Un dossier judiciaire aux multiples volets

La relaxe obtenue à Draguignan porte spécifiquement sur l’accusation de « prise illégale d’intérêts » retenue contre lui dans cette procédure. Le terme, souvent employé dans les affaires de vie publique, renvoie à des soupçons de conflits d’intérêts entre une fonction publique et des décisions administratives ou contractuelles. Dans ce cas précis, le tribunal a estimé que les conditions légales permettant une condamnation n’étaient pas réunies.

Cette décision judiciaire intervient alors que l’élu fait face à d’autres enquêtes et à des épisodes de nature différente, comme le placement en garde à vue de décembre 2025 mentionné par la presse. Le cumul de ces procédures alimente un débat public sur la transparence et la déontologie des élus, sans que cette relaxe ne règle pour autant l’ensemble des questions en suspens.

Réactions et enjeux locaux

Localement, la décision du tribunal de Draguignan est susceptible d’avoir un impact sur le paysage politique de Fréjus, ville dont David Rachline est le maire. Sa communication, axée sur la défense de sa probité, vise à rassurer ses soutiens et les électeurs, alors que la campagne municipale s’annonce comme un moment clé pour la commune.

Du côté du Rassemblement national, la démission de l’ancien vice‑président et la perspective d’une candidature sans l’étiquette du parti posent la question de la stratégie locale et de la place des figures issues du parti dans les prochaines échéances. Les prochains développements – judiciaire comme politique – resteront à suivre pour mesurer l’ampleur réelle de cette relaxe sur la trajectoire de l’élu.

Au plan judiciaire, la décision de relaxe ne ferme pas nécessairement toutes les voies de contestation : selon les règles de procédure, des recours peuvent être envisageables si les parties le décident.

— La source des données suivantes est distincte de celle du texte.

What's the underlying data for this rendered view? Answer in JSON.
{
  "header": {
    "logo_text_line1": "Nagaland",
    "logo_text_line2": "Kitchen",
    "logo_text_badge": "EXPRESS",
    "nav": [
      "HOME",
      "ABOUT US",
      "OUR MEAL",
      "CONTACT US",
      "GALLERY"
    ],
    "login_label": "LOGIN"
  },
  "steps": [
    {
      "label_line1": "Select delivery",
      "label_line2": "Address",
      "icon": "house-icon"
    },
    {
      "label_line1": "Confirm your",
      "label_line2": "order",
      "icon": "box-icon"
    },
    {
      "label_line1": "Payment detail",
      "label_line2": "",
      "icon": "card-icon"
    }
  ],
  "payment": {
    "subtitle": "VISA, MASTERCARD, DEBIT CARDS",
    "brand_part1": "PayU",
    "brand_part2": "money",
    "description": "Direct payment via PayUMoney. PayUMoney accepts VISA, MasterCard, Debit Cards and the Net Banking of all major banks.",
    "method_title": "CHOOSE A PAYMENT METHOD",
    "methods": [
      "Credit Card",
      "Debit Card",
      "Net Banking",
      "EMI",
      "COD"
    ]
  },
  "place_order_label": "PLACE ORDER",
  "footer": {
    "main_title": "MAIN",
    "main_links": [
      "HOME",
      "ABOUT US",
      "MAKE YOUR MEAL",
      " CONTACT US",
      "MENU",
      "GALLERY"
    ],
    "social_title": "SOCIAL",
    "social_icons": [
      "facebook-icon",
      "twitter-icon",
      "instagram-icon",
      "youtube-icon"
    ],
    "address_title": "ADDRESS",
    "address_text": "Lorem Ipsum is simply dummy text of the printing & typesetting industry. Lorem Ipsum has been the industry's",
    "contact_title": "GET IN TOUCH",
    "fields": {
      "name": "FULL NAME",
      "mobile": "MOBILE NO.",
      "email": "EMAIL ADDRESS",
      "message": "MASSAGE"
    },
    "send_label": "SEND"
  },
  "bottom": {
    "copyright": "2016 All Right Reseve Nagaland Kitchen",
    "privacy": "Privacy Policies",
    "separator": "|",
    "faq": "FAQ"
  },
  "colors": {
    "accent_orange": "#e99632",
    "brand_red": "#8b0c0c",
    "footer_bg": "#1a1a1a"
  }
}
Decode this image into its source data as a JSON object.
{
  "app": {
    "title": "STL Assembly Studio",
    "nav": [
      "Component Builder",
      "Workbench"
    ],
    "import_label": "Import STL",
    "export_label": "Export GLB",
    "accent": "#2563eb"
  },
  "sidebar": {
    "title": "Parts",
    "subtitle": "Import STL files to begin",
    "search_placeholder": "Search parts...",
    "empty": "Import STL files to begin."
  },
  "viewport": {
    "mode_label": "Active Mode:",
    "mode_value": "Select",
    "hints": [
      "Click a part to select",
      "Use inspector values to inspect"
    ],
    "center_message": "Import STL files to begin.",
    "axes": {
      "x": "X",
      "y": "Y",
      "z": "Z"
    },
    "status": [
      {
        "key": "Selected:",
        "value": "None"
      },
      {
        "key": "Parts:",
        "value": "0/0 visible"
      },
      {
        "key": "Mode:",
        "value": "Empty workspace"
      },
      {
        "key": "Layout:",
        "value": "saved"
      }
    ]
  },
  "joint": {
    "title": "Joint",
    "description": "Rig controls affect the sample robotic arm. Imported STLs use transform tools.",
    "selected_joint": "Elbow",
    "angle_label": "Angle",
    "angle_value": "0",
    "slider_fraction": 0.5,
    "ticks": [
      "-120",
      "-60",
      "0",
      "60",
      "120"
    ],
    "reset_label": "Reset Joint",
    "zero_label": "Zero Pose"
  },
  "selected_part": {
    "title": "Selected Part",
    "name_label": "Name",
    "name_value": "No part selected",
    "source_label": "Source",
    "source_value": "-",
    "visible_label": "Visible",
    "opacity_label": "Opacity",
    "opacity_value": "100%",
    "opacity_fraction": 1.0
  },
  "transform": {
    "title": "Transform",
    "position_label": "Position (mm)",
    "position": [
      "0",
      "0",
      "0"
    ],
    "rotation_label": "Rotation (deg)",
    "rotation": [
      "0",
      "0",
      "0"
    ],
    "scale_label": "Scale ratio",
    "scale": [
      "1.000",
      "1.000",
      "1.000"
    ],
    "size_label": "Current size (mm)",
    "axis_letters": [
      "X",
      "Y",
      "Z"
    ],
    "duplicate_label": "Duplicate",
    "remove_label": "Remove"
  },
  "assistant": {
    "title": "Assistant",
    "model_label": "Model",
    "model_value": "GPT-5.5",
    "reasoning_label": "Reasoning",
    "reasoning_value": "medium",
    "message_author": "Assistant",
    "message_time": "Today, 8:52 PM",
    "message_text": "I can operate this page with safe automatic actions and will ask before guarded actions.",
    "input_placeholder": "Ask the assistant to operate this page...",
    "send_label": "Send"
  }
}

Le calendrier électoral et la visibilité médiatique de l’affaire influenceront la manière dont l’événement sera perçu par l’opinion publique.

Enfin, la citation de l’AFP comme source des déclarations publiques de l’intéressé est conservée dans ce compte rendu, conformément aux éléments rapportés au moment de la sortie d’audience. Toute évolution ultérieure des procédures ou des décisions ne figure pas dans cet article, qui se fonde exclusivement sur les informations disponibles au jour de la relaxe prononcée par le tribunal de Draguignan.